Perşembe, Ocak 04, 2007

HANİ VAR YA!...



--
İhsan DURAK
Öğretmen (E)
http://ihsan.durakailesi.com

Bülbüller susup, kargalar ötüyorsa. Kargalar bir inip, bir kalkıyorsa. Çağıldayan ırmaklar kuruyup, ayakkabıya su girmeden   geçiliyorsa. Mevsim yaz değil, kışsa. Bülbül neylesin gülü, ırmaklar neylesin suyu, vadiyi sarmışsa puslu duman, yürünecek çok yol, aşılacak çok dağ, yazılacak çok söz var.

         70"likler konuşurlar; "-Hey!... gidi gençlik". Yoksul derki; Ah!... bir param olsa. Çiftçi derki; ah!... Bir rahmet yağsa. Öğrenci mızıkır derste; şu ders bitse, işçi iş yerinde ağırdan alır, mesai bitse.   Sokakta her kes yakınır.  Ne olacak bu memleketin hali? Ne var ki memlekette güllük gülistanlık. Alan razı. Satan razı. Başkasına ne oluyor?

         Yıllardır çırpınıyoruz. Türkü söylüyoruz. Sındırgı, Dursunbey, Bigadiç, Balya, İvrindi, Savaştepe.......ağzıyla. Eğitimin cılkı çıktı. Eğitim, Geçleri zaman değirmeninde öğütüm haline dönüştü. Her basamak eğitim kurumunda ki yakınıcılar; Eğitim kurumu, valiler öğrenciler,   öğretim görevlileri. Eğitim kurumu olarak adı değişti. İlk öğretim oldu. İlk ne öğrenilirse her şey orada kalıyor. Okulda kalıyor. Dershanede kalıyor. Sınıfta kalıyor. Nasıl olsa sistemin adı öğretim. Eğitim değil ki. Okul tabelalarını ha siyah yapmışsınız ha mavi, değişmez ki. Önlüklerin rengi değiştide, eğitim ve öğretimin kalitesi değişti mi? Sen sokaktaki; işsiz gençlere bak. Diplomaya bakma. Diplomalı işsizler ordusuna bak.
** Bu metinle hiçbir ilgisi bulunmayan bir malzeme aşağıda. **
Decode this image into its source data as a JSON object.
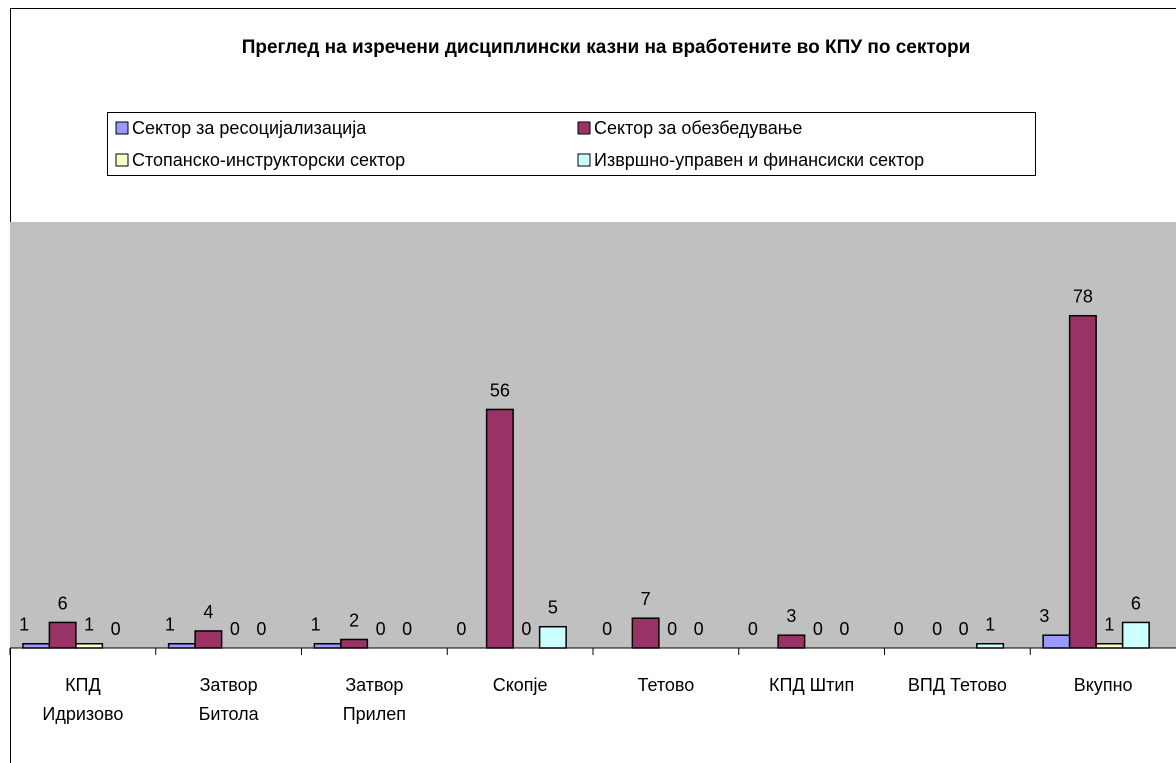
{
  "chart_data": {
    "type": "bar",
    "title": "Преглед на изречени дисциплински казни на вработените во КПУ по сектори",
    "categories": [
      "КПД\nИдризово",
      "Затвор\nБитола",
      "Затвор\nПрилеп",
      "Скопје",
      "Тетово",
      "КПД Штип",
      "ВПД Тетово",
      "Вкупно"
    ],
    "series": [
      {
        "name": "Сектор за ресоцијализација",
        "color": "#9999ff",
        "values": [
          1,
          1,
          1,
          0,
          0,
          0,
          0,
          3
        ]
      },
      {
        "name": "Сектор за обезбедување",
        "color": "#993366",
        "values": [
          6,
          4,
          2,
          56,
          7,
          3,
          0,
          78
        ]
      },
      {
        "name": "Стопанско-инструкторски сектор",
        "color": "#ffffcc",
        "values": [
          1,
          0,
          0,
          0,
          0,
          0,
          0,
          1
        ]
      },
      {
        "name": "Извршно-управен и финансиски сектор",
        "color": "#ccffff",
        "values": [
          0,
          0,
          0,
          5,
          0,
          0,
          1,
          6
        ]
      }
    ],
    "ylim": [
      0,
      100
    ],
    "grid": false,
    "plot_background": "#c0c0c0"
  }
}
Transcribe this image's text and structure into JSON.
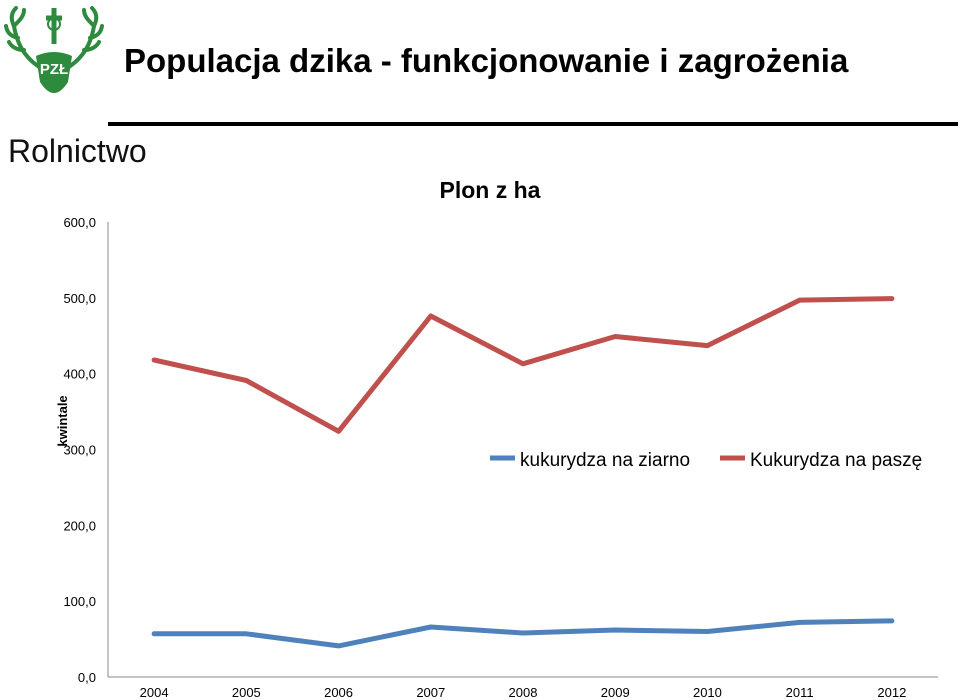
{
  "header": {
    "title": "Populacja dzika - funkcjonowanie i zagrożenia",
    "logo_text": "PZŁ",
    "brand_color": "#2e8b3d"
  },
  "section": {
    "title": "Rolnictwo"
  },
  "chart_data": {
    "type": "line",
    "title": "Plon z ha",
    "ylabel": "kwintale",
    "xlabel": "",
    "x": [
      "2004",
      "2005",
      "2006",
      "2007",
      "2008",
      "2009",
      "2010",
      "2011",
      "2012"
    ],
    "ylim": [
      0,
      600
    ],
    "yticks": [
      0,
      100,
      200,
      300,
      400,
      500,
      600
    ],
    "ytick_labels": [
      "0,0",
      "100,0",
      "200,0",
      "300,0",
      "400,0",
      "500,0",
      "600,0"
    ],
    "grid": false,
    "legend_position": "center-right",
    "series": [
      {
        "name": "kukurydza na ziarno",
        "color": "#4f81bd",
        "values": [
          57,
          57,
          41,
          66,
          58,
          62,
          60,
          72,
          74
        ]
      },
      {
        "name": "Kukurydza na paszę",
        "color": "#c0504d",
        "values": [
          418,
          391,
          324,
          476,
          413,
          449,
          437,
          497,
          499
        ]
      }
    ]
  }
}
         Her öğrenilenin yarıdan fazlası 24 saat içinde unutulur. Kalan 48 saat içinde gider. Geriye elinizde sevgili insan modeli kalır. Eğitim ve öğretim Atbaşı olması ideal olanıdır. Şimdi ideal mi? Tartışılır.

         Teknoloji çağındayız. Gencimiz  her şeyi öğrensin.Her bilgiye ulaşmasına karşı olmak insana ihanettir. Sorun nerede?   Sorun bilginin kullanımı, teknolojinin uyuşturucu gibi kullanılması. Atomu parçalayan bilim adamı insanlığa nasıl yararım olur diyerek atomu parçalamıştır. Kötü amaçlarla kullanılması aklına bile gelmemiş olabilir. Ancak ne oldu? İkinci Dünya savaşında; Japonya'ya karşı Nagazaki ve Hiroşima'daki vahşeti yaratanlar bugün dünyanın egemenidirler.

         Türkiye de ki genç nüfusun enerji ve birikimlerinin boş boş kullanılması için İspanya Kralının, ülkesini yönetmek o kadar kolay ki diyor, açıyorum futbol sahalarını, Sinemaları... spor, sex ve sinema büyük kurtarıcım. Bir diktatörün insanları yönetme düşünceleri bunlar. Yorum sizden bilgi bizden. Hayırlı olsun demek düşer bize. Elden giden ülke. Vurdum duymazlıklar, aymazlıklar alır götürür insanları.

          Şimdi Türkiye de neler oluyor?;   internet cafeleri, eğlence cafeleri, okul önlerini paylaşan uyuşturucu çeteleri. Onlarla baş etmeye çalışan güvenlik güçleri. Yeter mi? yetmez. Tüm ülkemizde; top yekün mücadele olmadan olmaz. Yazılı, sözlü basın. Parlemento, sivil toplum örgütleri, anne –babalar, her kes kendi sorumluluğunu yerine getirse bu ülke gençleri uyutulmaz. Batağa saplanmaz.

         Ne yapmalı? Nerelere gitmeli? Gidilecek başka yerimiz ve ülkemiz yok. Hepsi Misak-ı milli içinde. Durum açık ve net. Türkiye çok büyük ve zengin bir ülke. Eğer bu ülkeyi, doğu- batı, kuzey- güney diyerek dört, beş, altı, yedi sekiz parça yapabilirsek daha iyi yönetiriz. Bunu kim diyor? ABD. AB. Nasıl? Tavşana kaç, tazıya tut diyerek.